The second obstacle Labour must overcome is to develop a political strategy to implement its economic programme. Whether Labour likes it or not, they will continue to be harassed by the media and by a whole lot of interested voters: will you rule out serving in a Fianna Fail Government (Ursula Halligan was so obsessed by this issue that she didn't even cop the muchmore important news that Labour was rejecting the fiscal conservative consensus). Clearly, Gilmore was uncomfortable on this subject, distancing himself from Jack O'Connor's Fianna Fail-frying pan-Fine Gael-fire analogy. He elaborated to Sean O'Rourke:
'I don't have any personal ambitions (to be Taoiseach) . . . We've always had the ambition that Labour should aspire to lead a government. Whether that happens in the period of time that I'm a leader remains to be seen. I think there there are a lot of people who don't define themselves in terms of Fianna Fail or Fine Gael and want an alternative to that . . Jack O'Connor was expressing his own view. I've worked with Fine Gael in opposition, we cooperate on a number of issues. If you look at the last opinion poll the most likely outcome would be a Labour Fine Gael Government . . . I would prefer to see a change of government.'
If a political strategy is to be divined from this, it's that the election result will determine the composition of the government. For Labour, this is a dangerous route. If it doesn't declare against Fianna Fail then those who want a change of government may be worried that they won't get it if they vote Labour. But declaring against Fianna Fail would undermine Labour's 'independence'; it would be a return to the 1980s formulation when Labour ran on an 'independent platform' but everyone knew it would support Fine Gael if the numbers fell right. Furthermore, it would reinforce the fiction that Fine Gael constitutes a political alternative and that Labour only has a support role (it took Senator Alex White to point out that the most logical coalition partners would be the two right-wing partners).

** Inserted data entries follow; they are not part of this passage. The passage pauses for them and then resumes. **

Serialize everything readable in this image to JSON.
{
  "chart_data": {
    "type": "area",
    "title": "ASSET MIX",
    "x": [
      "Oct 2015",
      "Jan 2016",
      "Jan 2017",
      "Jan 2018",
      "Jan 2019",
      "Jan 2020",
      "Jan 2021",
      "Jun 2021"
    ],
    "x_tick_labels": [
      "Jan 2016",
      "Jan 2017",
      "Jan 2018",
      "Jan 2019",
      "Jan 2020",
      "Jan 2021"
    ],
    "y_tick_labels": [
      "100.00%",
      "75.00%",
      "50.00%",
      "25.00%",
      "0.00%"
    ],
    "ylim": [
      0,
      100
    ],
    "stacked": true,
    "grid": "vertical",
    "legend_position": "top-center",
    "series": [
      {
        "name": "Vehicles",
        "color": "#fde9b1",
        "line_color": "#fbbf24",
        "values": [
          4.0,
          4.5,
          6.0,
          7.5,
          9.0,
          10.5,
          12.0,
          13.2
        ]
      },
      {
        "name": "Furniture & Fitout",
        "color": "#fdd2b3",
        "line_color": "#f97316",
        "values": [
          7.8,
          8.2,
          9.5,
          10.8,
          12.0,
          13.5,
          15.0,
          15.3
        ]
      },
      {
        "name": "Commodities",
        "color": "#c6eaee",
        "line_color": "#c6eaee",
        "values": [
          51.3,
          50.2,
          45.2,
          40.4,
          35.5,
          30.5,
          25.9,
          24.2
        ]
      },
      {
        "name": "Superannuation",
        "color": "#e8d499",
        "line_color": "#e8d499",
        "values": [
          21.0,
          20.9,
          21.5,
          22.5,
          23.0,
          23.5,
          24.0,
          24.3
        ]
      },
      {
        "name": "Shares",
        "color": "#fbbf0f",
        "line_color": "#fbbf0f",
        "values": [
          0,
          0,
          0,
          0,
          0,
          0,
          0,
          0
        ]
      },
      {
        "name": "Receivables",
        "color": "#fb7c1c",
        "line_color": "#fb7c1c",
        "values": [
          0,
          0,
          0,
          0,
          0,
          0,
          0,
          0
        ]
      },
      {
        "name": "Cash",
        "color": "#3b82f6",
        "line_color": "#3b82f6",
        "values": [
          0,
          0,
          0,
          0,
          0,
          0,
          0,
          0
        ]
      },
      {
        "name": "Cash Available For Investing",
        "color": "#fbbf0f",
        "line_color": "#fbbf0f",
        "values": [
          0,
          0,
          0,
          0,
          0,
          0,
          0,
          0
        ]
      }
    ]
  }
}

But, more importantly, it would strand their emerging economic programme. For how in the world would Fine Gael coalesce with a party that calls for spending and borrowing their way out of a recession? In fact, if any party would buy some way into that would be Fianna Fail. This is a fundamental problem that will not go away.
Without a political strategy how can you implement your economic policy? And what's the point of a political strategy without a policy to implement? They are two sides of the same coin.
But one obstacle at a time. For now, Labour must concentrate on getting to grip with the principles laid down by its party leader – to create an exciting stimulus package that can capture the imagination of voters. In doing that, they may in time find themselves so distanced from the right-wing parties that coalescing with them as a minority partner is not an option. And when that comes, Labour can sit down and devise itself a political strategy that will see it real win power – the power to implement its programme.
Eamon Gilmore, in one of the most provocative and welcome speeches made by a Labour leader in a long time, has launched the party on a new direction. Where it ends up is anyone's guess, but let's hope it's an exciting and progressive place.